"Friends" was one of the most iconic sitcoms in television history. To this day, it is one of the most-watched shows on TV, but now it comes to our homes through HBO Max. The show ran for ten seasons and jump-started the careers of six exciting young actors like Jennifer Aniston and Courtney Cox. The show debuted in 1994, and while the show was primarily about the six friends, New York itself was also an essential character on the show.
Fast-forward 27 years, and no one wants to live in New York City. If this show started today, the six twenty-somethings could easily live in Boise. The City of Trees really could be a great setting for a complete reboot of the series. Imagine some of the iconic places in the show and what Boise locations could take their place.
We know that they would want to live in the heart of the city, so we would put Monica's apartment at The Owyhee downtown. It's trendy enough and walkable to all of the downtown happenings.

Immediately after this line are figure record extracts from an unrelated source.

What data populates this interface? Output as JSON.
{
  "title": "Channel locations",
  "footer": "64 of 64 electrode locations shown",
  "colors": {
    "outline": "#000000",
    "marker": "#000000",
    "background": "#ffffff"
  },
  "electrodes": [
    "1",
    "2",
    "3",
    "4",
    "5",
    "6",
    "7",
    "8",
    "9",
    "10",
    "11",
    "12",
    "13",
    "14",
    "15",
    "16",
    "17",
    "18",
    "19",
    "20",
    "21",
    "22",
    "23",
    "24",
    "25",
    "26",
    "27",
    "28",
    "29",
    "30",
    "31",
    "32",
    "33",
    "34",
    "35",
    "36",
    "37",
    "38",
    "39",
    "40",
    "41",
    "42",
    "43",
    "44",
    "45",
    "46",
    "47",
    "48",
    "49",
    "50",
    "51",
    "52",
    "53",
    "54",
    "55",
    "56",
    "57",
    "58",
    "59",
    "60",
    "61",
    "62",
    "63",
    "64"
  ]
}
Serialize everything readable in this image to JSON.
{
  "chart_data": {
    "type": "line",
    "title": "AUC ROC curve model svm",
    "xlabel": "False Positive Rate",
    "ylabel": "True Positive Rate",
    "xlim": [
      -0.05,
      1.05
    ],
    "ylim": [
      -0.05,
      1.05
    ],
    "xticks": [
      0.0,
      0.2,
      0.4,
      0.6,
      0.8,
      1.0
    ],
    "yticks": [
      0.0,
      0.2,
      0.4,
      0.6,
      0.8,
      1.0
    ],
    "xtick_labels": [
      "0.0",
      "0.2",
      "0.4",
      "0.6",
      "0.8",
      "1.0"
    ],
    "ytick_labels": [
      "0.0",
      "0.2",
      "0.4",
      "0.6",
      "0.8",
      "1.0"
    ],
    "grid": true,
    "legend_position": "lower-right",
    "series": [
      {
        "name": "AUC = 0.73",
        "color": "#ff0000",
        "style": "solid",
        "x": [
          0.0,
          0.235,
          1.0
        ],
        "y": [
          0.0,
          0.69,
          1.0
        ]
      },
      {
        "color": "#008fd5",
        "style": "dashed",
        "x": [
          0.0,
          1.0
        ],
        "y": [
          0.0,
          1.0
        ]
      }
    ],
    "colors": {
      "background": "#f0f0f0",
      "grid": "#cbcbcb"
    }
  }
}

The Opening Credit Fountain
It should be pointed out that the famous fountain from the opening credits of Friends isn't real. It was built on a set in Hollywood, and it doesn't look like any real New York City fountain. For the sake of Boise, though, the opening credit, clap-clap-clap shot, has to be done at the fountain at Ann Morrison Park.
The Coffee Shop
The Central Perk was another Hollywood creation. It was based on several popular New York coffee shops of the 1990s. It was close to their apartment, and so, for the Boise version, we've chosen The District Coffee House. It's not hard to imagine sipping coffee and listening to a performance of "Smelly Cat" while sitting on one of their couches.
In the actual show, Rachel was a buyer for Sack's Fifth Avenue. That isn't a job available in Boise, but what if she owned a very cool downtown clothing store? We think she'd be all about SHIFT Boutique.
Ross worked at the New York Museum of Prehistoric History, which in addition to sounding a bit ridiculous, doesn't really exist. If he lived in Boise, we know for sure that he'd be working at the recently renovated Idaho State Museum.